With Ciro Galindo, Esneider Galindo

Ciro Galindo was born on August 29, 1952, in Colombia. Wherever he went, war always found him. His children were recruited by the armies of war; his family was repeatedly displaced; and his wife Anita, an indigenous woman, died of sadness. Foreign to the system, but a victim of the system, Ciro has led a heroic anonymous struggle to live life on his own terms.

After twenty years of friendship, I understood that Ciro’s life sums up the history of Colombia. He is a privileged on-site witness of a war that seems distant and confusing. Ciro and Me narrates Ciro’s journey to meet his past in a quest to rebuild his life and create a future for him and his son.

Like so many Colombians, Ciro is a survivor who after sixty years of fleeing the war, dreams of living in peace and dignity.

Press

“Ciro has endured all the tragedies and all the insults of a war that has destroyed an entire country. But as long as there are worthy men like him, Humanity will never be defeated.” – Luís Ospina, Colombian Filmmaker

“Miguel Salazar's film is as sober and stoic as its protagonist: Ciro. The Colombian tragedy is explained in a humble family, and hopefully this way we will understand it better, so that it doesn't happen again.” – Héctor Abad Faciolince, Colombian Novelist

“After watching the movie, I finally felt that I was listening to the history of our war from the most important place of all.” – Sandra Borda, Professor of Political Science

“The rhythm of the documentary takes us through the history and problems of a Colombian man who has lived through some of the most painful passages of the last twenty years of our country.”Colombia En Cine

“A documentary with real feeling, real testimonies, and an accurate historical account.”Colombia En Cine

“It is in particular stories like this that the Colombian tragedy is best portrayed.
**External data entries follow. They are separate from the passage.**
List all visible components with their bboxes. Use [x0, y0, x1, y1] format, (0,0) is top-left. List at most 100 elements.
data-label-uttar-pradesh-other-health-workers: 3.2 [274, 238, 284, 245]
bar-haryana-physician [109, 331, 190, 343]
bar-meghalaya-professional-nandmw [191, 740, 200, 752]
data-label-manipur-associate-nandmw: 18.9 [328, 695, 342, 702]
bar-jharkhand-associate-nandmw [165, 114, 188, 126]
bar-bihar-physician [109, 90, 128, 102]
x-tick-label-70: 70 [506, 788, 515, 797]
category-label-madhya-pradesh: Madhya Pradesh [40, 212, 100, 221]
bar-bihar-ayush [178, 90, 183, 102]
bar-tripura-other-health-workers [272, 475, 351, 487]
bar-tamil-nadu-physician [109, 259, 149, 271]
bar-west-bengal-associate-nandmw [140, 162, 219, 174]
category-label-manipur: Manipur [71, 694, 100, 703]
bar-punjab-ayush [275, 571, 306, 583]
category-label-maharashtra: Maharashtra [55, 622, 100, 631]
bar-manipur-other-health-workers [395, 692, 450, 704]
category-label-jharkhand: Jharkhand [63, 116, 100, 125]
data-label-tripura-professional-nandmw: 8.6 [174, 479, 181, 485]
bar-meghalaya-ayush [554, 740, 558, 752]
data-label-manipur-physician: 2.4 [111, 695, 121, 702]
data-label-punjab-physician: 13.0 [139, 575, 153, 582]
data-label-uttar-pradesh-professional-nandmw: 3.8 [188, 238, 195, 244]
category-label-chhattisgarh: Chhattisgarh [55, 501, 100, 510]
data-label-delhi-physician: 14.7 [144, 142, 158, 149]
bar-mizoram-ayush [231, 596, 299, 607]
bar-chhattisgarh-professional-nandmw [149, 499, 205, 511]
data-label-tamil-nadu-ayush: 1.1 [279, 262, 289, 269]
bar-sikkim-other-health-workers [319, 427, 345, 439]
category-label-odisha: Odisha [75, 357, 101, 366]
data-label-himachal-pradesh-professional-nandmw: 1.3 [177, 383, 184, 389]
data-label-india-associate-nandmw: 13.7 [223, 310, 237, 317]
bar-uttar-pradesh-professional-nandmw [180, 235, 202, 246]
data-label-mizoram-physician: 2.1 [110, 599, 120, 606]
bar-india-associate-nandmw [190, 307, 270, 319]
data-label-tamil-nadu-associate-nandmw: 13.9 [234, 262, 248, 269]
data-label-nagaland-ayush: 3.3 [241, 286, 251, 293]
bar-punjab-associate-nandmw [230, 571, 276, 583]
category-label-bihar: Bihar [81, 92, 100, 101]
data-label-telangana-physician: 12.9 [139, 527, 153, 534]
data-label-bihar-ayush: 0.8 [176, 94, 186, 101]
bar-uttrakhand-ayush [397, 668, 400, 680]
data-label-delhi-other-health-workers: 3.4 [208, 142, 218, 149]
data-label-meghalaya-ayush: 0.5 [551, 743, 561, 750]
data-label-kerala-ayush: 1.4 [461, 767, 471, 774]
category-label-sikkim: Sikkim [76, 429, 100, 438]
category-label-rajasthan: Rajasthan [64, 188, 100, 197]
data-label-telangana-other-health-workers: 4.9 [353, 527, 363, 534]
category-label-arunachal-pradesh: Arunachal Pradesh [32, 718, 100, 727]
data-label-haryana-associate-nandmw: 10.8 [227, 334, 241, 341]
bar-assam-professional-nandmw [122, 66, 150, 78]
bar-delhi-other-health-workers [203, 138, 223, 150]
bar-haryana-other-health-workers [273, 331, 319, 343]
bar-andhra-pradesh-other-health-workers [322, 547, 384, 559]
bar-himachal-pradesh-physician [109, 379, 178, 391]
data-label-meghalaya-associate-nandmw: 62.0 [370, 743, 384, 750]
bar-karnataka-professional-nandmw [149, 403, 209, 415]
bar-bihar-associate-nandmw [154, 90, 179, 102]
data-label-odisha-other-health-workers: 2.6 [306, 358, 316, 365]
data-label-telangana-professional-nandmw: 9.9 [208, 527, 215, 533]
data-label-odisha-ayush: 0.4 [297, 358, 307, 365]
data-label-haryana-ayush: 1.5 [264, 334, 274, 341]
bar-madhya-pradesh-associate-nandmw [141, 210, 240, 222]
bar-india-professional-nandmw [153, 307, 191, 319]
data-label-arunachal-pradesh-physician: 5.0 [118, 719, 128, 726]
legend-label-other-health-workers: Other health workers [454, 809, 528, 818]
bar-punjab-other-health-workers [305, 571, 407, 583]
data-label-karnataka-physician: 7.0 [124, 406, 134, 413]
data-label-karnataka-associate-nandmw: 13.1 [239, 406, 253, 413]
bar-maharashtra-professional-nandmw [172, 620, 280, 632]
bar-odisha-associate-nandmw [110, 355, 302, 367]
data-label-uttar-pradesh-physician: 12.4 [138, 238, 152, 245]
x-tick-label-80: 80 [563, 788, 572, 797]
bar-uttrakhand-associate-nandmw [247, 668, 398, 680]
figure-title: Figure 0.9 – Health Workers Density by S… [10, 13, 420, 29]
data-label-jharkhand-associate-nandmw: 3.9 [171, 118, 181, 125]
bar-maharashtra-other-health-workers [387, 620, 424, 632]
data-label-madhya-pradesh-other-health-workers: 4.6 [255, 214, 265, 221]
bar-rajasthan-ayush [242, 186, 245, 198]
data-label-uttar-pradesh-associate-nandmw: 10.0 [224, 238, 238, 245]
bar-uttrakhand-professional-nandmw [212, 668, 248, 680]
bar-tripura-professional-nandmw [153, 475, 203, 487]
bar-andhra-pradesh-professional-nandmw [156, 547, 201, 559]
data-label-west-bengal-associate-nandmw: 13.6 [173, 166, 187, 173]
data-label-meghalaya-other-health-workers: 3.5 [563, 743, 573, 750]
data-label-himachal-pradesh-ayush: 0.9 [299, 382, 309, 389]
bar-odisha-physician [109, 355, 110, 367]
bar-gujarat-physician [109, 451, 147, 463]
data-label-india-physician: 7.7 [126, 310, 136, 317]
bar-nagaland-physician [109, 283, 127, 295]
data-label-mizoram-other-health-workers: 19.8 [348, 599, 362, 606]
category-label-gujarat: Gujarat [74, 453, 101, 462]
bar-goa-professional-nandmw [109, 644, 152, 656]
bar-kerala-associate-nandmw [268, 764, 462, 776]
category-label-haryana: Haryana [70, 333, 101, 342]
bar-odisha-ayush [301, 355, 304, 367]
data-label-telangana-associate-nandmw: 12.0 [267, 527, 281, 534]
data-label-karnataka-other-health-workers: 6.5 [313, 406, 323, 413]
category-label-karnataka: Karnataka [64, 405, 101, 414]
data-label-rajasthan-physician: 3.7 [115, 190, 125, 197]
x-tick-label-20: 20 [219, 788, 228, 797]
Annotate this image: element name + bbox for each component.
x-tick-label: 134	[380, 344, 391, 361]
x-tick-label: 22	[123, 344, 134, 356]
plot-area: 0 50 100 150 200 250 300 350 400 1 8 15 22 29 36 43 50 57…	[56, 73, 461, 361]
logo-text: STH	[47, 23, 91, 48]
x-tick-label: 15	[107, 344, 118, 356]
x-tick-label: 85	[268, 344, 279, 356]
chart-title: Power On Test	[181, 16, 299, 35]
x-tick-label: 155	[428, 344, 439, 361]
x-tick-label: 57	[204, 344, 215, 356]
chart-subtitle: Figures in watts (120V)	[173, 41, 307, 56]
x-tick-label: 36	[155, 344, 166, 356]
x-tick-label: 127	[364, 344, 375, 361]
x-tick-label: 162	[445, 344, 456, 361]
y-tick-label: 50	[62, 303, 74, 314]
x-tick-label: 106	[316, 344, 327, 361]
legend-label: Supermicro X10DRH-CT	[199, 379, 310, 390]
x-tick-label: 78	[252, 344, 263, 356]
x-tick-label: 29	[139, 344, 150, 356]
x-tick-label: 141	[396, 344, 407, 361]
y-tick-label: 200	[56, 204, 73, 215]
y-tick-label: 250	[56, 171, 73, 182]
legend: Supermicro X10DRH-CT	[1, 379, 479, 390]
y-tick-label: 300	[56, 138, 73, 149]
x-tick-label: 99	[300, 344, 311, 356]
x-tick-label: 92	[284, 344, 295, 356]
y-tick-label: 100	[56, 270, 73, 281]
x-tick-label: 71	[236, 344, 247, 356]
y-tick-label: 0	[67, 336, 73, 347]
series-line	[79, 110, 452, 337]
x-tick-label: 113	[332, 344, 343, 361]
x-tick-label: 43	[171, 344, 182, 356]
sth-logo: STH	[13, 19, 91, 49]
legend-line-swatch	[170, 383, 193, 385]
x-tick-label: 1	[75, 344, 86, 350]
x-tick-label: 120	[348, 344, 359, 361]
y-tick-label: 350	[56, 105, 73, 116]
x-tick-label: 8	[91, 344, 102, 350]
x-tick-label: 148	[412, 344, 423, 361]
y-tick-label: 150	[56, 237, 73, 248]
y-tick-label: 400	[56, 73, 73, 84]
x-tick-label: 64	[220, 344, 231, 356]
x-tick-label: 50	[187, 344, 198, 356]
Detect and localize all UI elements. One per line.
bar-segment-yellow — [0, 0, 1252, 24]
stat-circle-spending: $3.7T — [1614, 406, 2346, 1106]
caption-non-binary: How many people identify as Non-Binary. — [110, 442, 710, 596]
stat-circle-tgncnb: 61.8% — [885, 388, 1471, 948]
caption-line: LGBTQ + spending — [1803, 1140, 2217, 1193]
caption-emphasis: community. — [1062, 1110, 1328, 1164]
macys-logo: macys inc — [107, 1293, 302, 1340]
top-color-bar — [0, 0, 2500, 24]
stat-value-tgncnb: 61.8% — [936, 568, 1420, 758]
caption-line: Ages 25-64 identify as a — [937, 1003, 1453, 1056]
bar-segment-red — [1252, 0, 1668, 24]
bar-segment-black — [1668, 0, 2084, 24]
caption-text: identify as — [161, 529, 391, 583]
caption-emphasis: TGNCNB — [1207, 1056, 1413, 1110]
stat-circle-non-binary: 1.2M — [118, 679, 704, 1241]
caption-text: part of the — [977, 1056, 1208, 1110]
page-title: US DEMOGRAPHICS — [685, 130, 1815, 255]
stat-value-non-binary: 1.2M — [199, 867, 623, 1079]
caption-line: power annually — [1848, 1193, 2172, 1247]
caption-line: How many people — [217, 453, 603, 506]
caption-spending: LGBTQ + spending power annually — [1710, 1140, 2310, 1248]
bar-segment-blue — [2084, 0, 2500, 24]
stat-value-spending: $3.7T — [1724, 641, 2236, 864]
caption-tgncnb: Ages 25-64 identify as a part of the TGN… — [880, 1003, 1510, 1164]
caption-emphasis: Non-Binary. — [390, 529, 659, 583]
There are painted the pains, the injustices, but above all the indifference and insensitivity of those who could have done something to prevent so much pain...” – Héctor Abad Faciolince, Colombian Novelist

About the Director
Miguel Salazar is a historian at the University of the Andes, with a Master’s degree in Film and Television Production and Direction from the University of New York (NYU). He has worked as director and producer in four feature documentaries: Carta a un sombra (2015) winner of the Special Jury Prize at the Cartagena International Film Festival; and El caso Nule (2012) for RCN TV. He is the co-director and co-producer of the documentary feature La Toma (2011), and Robatierra (2009), which was supported by the Sundance Documentary Fund and won Best Documentary of the South at Havana Film Festival.
Notes on Film

“In December of 1996, during a trip I took to take pictures of Caño Cristales in the Serranía de La Macarena, my 14-year-old guide, John Galindo, drowned in front of me. Tragedy united me with his father, Ciro, for life.

My friendship with Ciro has allowed me to closely record many moments of his life and gather valuable archival material: family photos, interviews and videos that give accounts of how his son Memín was used for the war, and his subsequent burial… that material, together with archival news, allowed me to place the history of Ciro within the history of Colombia.

Violence, and in particular political terror, seeks to destroy the voice, the story of the other. One of the initial steps of the post-conflict is to reconstruct the narrative destroyed by terror. My first task is to reconstruct the narrative, tell the story, give it a beginning, a middle, and an end; and thus, make the story of pain fit into someone’s hands so they could carry it with them.

It is our responsibility to narrate the horror that was experienced in Colombia so that it doesn’t happen again.”